Your credit history and existing debts
Lenders pull a credit report at the point of application. This shows all credit enquiries from the past 5 years, current loan balances, repayment history, and any defaults or court judgments. Multiple recent credit enquiries in a short period, even enquiries where no credit was actually taken, can reduce your credit score and raise flags with some lenders. Shopping around by submitting multiple full applications rather than getting indicative assessments first can create this problem unintentionally.
All existing debts are included in the serviceability calculation: personal loans, car loans, credit card limits (limits, not balances), buy now pay later accounts, and any other home loans you hold. A $15,000 credit card limit adds roughly $450 to $600 per month to assessed expenses, even if you carry no balance and pay in full each month. Closing unused credit cards or reducing limits before applying is a practical step that can improve your assessed serviceability.
How the property valuation affects your refinancing options
The lender you’re refinancing to will commission an independent valuation of the property, and the result shapes your options. If property values in your area have softened since you bought, the valuation may come in lower than your current loan balance. That puts you in a position where you owe more than the property is worth, which makes refinancing to a new lender very difficult regardless of your income or credit position.
If the valuation shows your loan is above 80% of the property’s value (meaning your LVR exceeds 80%), the new lender will typically require lenders mortgage insurance. LMI on a refinance adds a cost that may offset part or all of the rate saving you’re refinancing to capture. An LVR between 70% and 80% generally attracts competitive rates without LMI. An LVR below 60% typically unlocks the best rates available in the market.

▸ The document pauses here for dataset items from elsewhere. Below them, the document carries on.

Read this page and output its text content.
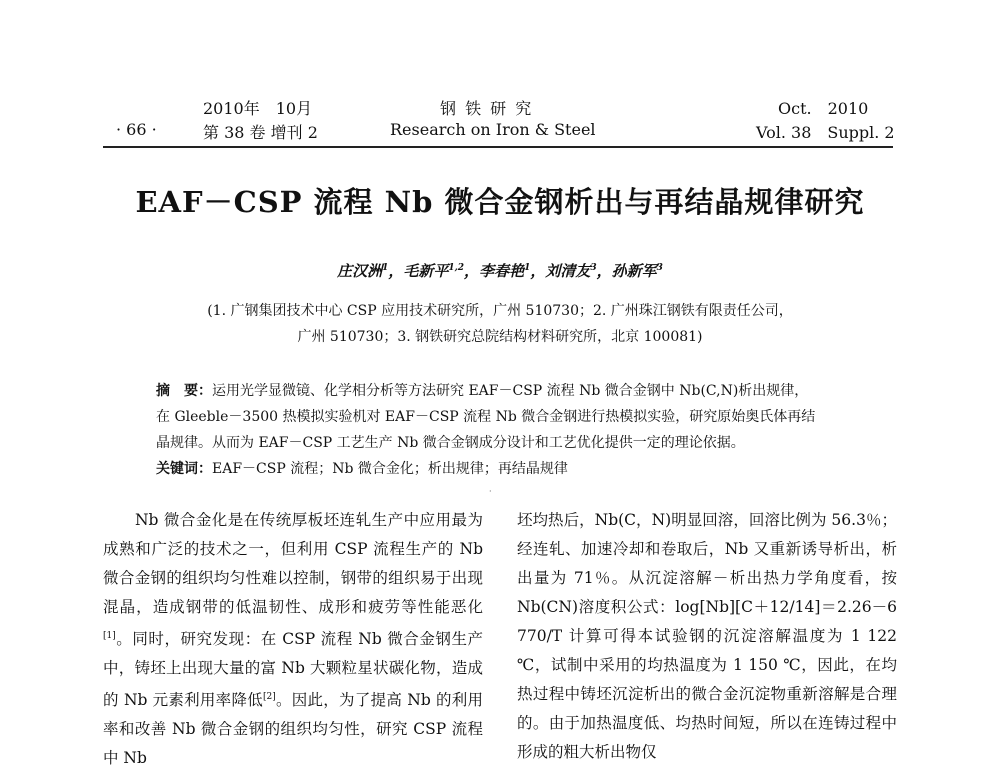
2010年　10月
· 66 ·	第 38 卷 增刊 2
钢 铁 研 究
Research on Iron & Steel
Oct.　2010
Vol. 38　Suppl. 2
EAF－CSP 流程 Nb 微合金钢析出与再结晶规律研究
庄汉洲$^1$，毛新平$^{1,2}$，李春艳$^1$，刘清友$^3$，孙新军$^3$
(1. 广钢集团技术中心 CSP 应用技术研究所，广州 510730；2. 广州珠江钢铁有限责任公司，
广州 510730；3. 钢铁研究总院结构材料研究所，北京 100081)
摘　要：运用光学显微镜、化学相分析等方法研究 EAF－CSP 流程 Nb 微合金钢中 Nb(C,N)析出规律，
在 Gleeble－3500 热模拟实验机对 EAF－CSP 流程 Nb 微合金钢进行热模拟实验，研究原始奥氏体再结
晶规律。从而为 EAF－CSP 工艺生产 Nb 微合金钢成分设计和工艺优化提供一定的理论依据。
关键词：EAF－CSP 流程；Nb 微合金化；析出规律；再结晶规律
·

　　Nb 微合金化是在传统厚板坯连轧生产中应用最为成熟和广泛的技术之一，但利用 CSP 流程生产的 Nb 微合金钢的组织均匀性难以控制，钢带的组织易于出现混晶，造成钢带的低温韧性、成形和疲劳等性能恶化[1]。同时，研究发现：在 CSP 流程 Nb 微合金钢生产中，铸坯上出现大量的富 Nb 大颗粒星状碳化物，造成的 Nb 元素利用率降低[2]。因此，为了提高 Nb 的利用率和改善 Nb 微合金钢的组织均匀性，研究 CSP 流程中 Nb

坯均热后，Nb(C，N)明显回溶，回溶比例为 56.3％；经连轧、加速冷却和卷取后，Nb 又重新诱导析出，析出量为 71％。从沉淀溶解－析出热力学角度看，按 Nb(CN)溶度积公式：log[Nb][C＋12/14]＝2.26－6 770/T 计算可得本试验钢的沉淀溶解温度为 1 122 ℃，试制中采用的均热温度为 1 150 ℃，因此，在均热过程中铸坯沉淀析出的微合金沉淀物重新溶解是合理的。由于加热温度低、均热时间短，所以在连铸过程中形成的粗大析出物仅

Some lenders offer upfront desktop valuations before you submit a formal application. A broker can access these through certain lender panels, which lets you check where the valuation is likely to land before incurring a credit inquiry on your file.
What to have ready before you apply
Preparing documentation before you apply reduces delays and avoids the need to resubmit. Standard requirements include your 2 most recent payslips, 2 years of tax returns and Notices of Assessment, 3 months of bank statements across all accounts, a list of all current debts and credit limits, and an accurate breakdown of monthly living expenses. Self-employed applicants typically need their most recent 2 years of business financials as well.
Knowing where your property sits in terms of current market value is also useful before you start. An informal sense of recent comparable sales in your area, combined with an upfront check through a broker, can help you understand whether LMI is likely to be a factor and whether the refinance makes financial sense after all costs are included.
Key Takeaways
- Refinancing lenders assess you almost the same way a new lender would, including full income verification, credit check, and living expense review.
- Self-employed borrowers need 2 years of tax returns and Notices of Assessment; lenders may use the lower of the two years’ income in their calculation.
- The Household Expenditure Measure benchmark is applied when your declared living expenses fall below the HEM figure for your household size and income.
- All credit card limits (not just balances) and existing debts are included in serviceability calculations; reducing unused limits before applying can improve your assessed position.
- If the property valuation comes in with an LVR above 80%, lenders mortgage insurance applies and may reduce or eliminate the financial benefit of refinancing.
- Having payslips, tax returns, bank statements, and a debt list ready before you apply reduces processing time and avoids last-minute surprises.